Mon fled Vietnam in 2008 after police arrested him and his father for celebrating a moon festival observed annually by the Mekong Delta’s indigenous Khmer Krom families. Police beat Mon’s father until he was permanently crippled.

“We are Khmer, so we have to learn our language, but the Vietnamese always think for some reason the people are against them,” Mon said.

Though he shares the language, culture and religion of Cambodia, Mon felt no safer in the Kingdom, where rights groups note that while Khmer Krom are in theory recognised as citizens of the state, in practice they struggle to obtain ID cards and constantly face the possibility of deportation. The Minority Rights Organization (MIRO) estimates that as much as 30 per cent of Khmer Krom in Cambodia are in effect stateless, living without an official nationality.

Five months after leaving Vietnam, Mon raised enough money to again smuggle his family across a border, this time hoping to obtain asylum through the UN refugee agency in Thailand. Mon applied for asylum in October, but in February the UN rejected his application. Since then, Mon and monitoring NGOs attest that what was already a dicey security situation for refugees in Thailand has deteriorated into complete instability.

“For Khmer Krom in Thailand, the circumstances have gotten even worse as Thai authorities [started] raiding to collect illegal migrant workers and send them back to Cambodia. Most of [the Khmer Krom] are in hiding and locking themselves in their rooms,” Ang Chanrith, MIRO executive director, said.

In 2009 and 2013, groups of asylum seekers were arrested and forcibly deported from Thailand at Cambodia’s behest due to their political activities.

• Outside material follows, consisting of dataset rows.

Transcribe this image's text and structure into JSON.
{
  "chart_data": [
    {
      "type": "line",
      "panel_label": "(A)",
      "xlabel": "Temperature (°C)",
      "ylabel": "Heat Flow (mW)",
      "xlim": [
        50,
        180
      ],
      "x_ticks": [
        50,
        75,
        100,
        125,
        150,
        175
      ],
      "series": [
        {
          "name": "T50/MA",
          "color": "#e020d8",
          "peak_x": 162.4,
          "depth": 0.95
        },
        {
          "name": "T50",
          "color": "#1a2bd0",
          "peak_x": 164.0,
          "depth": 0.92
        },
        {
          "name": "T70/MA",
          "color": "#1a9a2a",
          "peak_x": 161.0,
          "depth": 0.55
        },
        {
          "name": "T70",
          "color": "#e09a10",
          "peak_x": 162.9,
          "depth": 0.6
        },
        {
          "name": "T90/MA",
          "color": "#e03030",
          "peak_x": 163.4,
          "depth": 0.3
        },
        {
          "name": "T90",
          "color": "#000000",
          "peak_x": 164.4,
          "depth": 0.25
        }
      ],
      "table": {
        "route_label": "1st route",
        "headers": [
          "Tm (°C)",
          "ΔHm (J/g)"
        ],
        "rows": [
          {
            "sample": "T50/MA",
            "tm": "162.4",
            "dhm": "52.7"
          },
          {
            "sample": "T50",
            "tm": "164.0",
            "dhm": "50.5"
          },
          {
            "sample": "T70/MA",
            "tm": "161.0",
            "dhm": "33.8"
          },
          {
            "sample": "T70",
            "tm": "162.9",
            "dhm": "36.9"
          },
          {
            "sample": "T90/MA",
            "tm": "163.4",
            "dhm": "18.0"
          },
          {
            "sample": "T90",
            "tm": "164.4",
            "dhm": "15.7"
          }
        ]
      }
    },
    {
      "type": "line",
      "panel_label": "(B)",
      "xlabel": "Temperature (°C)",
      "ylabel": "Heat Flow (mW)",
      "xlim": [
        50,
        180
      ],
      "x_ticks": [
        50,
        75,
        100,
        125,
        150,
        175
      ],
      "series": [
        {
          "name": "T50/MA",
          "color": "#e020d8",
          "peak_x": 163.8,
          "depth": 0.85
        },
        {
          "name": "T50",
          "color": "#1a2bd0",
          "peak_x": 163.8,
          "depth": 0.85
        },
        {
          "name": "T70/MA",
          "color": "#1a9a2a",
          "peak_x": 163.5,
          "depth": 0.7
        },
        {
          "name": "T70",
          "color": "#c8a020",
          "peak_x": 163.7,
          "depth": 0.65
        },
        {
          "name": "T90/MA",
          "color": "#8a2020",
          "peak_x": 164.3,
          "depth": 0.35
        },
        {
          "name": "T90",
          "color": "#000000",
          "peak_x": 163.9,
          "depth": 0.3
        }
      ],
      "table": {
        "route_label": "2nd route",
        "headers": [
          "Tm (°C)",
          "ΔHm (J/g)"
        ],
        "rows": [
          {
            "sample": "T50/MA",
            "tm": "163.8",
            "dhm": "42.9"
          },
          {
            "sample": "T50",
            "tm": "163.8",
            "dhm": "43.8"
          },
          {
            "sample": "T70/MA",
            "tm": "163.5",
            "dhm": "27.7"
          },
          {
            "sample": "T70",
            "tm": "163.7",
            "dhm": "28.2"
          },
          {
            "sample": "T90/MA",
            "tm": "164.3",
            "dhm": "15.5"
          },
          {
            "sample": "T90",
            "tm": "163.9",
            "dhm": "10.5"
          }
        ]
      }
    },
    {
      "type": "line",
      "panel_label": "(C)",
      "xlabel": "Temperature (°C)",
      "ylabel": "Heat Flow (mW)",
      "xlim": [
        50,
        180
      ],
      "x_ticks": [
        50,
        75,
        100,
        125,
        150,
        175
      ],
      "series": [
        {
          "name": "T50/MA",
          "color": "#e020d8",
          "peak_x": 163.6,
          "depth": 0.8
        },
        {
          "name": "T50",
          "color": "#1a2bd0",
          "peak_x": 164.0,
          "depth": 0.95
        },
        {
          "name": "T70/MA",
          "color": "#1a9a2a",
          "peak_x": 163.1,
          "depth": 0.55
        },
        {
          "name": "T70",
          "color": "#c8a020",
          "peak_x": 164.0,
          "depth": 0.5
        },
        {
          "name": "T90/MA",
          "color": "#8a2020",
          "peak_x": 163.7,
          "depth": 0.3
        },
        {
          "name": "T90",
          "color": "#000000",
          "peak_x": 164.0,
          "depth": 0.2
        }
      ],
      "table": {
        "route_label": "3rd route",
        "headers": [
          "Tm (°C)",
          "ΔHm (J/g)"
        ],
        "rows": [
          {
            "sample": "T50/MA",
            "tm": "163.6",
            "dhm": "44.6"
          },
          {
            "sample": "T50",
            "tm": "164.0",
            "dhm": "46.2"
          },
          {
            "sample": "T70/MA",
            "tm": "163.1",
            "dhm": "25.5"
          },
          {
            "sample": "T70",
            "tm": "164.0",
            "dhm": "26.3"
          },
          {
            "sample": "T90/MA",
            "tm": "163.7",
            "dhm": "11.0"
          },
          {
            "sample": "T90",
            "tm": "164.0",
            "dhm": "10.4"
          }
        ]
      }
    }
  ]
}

But now, Mon and others said they don’t even dare identify themselves as Khmer Krom.

“It’s no secret that Thailand and Cambodia aren’t the friendliest of friends, and that may have added an unwanted layer of complexity to the situation,” US-based political analyst Peter Tan Keo said. “The military junta may be reacting, negatively of course, to Thai dissident Jakrapob’s presence in Cambodia . . . Indeed, Khmer Kroms are seeking asylum during an extremely inopportune time.”

Advocates said alternative options are extremely limited: No other country in the region will host them as refugees.

“As long as the military is in power, they will be more vulnerable and living in fear, but I don’t see much option,” said Ou Virak, Cambodian Center for Human Rights chairman.

For now, Mon and his family are holding their breath for an asylum application appeal. “I really miss my homeland . . . but I cannot go back and I cannot stay here,” he said.